JSC Lebedyansky has posted a net loss in its first quarter, compared to a healthy profit in the same period a year earlier.

The Russian company, which earlier this year agreed to sell a majority stake in its juice business to PepsiCo and The Pepsi Bottling Group, said late last week that net losses in the three months to the end of March hit US$5.4m, against a profit of $24.2m a year ago - a drop of 122%. Group sales inched up by 3% to $270m in value terms, with the juice unit delivering a slip in sales of 1% to $230.2m. Lebedyansky's other divisions, baby food and mineral water, saw sales rise by 27% and 46% respectively in the quarter.

Group operating profit also fell sharply, by 62% to $15.9m.

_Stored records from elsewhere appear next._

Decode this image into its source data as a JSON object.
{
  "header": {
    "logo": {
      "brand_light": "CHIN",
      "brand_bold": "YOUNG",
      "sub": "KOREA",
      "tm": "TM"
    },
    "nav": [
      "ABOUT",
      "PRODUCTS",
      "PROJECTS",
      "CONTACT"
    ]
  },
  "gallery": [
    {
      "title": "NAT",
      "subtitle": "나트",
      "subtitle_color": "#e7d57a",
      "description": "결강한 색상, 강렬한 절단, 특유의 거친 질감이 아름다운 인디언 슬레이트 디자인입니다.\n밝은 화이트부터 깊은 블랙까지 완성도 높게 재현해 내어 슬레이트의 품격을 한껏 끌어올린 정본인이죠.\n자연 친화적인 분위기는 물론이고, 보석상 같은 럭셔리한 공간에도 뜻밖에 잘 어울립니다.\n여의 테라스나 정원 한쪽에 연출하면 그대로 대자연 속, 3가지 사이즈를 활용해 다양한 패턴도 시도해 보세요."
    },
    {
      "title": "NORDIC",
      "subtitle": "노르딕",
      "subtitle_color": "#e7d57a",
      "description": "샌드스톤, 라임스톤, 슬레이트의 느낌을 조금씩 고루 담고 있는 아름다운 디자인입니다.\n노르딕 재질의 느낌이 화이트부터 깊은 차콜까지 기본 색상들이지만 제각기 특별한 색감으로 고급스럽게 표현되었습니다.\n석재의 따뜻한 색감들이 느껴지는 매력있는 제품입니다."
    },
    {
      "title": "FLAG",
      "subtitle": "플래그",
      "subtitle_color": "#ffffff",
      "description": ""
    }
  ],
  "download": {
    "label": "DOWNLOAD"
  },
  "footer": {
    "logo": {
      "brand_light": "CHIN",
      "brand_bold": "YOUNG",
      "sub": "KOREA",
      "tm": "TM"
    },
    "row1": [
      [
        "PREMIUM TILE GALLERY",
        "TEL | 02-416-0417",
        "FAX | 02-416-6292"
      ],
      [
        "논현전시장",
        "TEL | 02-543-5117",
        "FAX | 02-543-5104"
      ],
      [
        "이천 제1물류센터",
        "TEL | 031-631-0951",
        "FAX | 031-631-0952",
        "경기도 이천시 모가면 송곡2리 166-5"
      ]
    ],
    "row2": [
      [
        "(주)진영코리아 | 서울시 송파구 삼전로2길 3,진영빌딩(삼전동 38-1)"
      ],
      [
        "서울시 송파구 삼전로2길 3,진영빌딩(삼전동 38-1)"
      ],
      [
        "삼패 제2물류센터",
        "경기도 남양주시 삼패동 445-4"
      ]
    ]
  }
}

The company blamed a sharp rise in the cost of sales, mainly driven by raw material and packaging price inflation, and an increase in selling, general and administrative costs. Advertising costs also increased, mainly due to more aggressive TV campaigns and BTL motivation programmes in the quarter.

Lebedyansky, which is Russia's juice market leader with 31% share, is set to spin off and sell its juice unit in the third quarter of this year. The $1.4bn transaction involves PepsiCo and PBG acquiring 75.53% of Lebedyansky held by its four largest individual shareholders.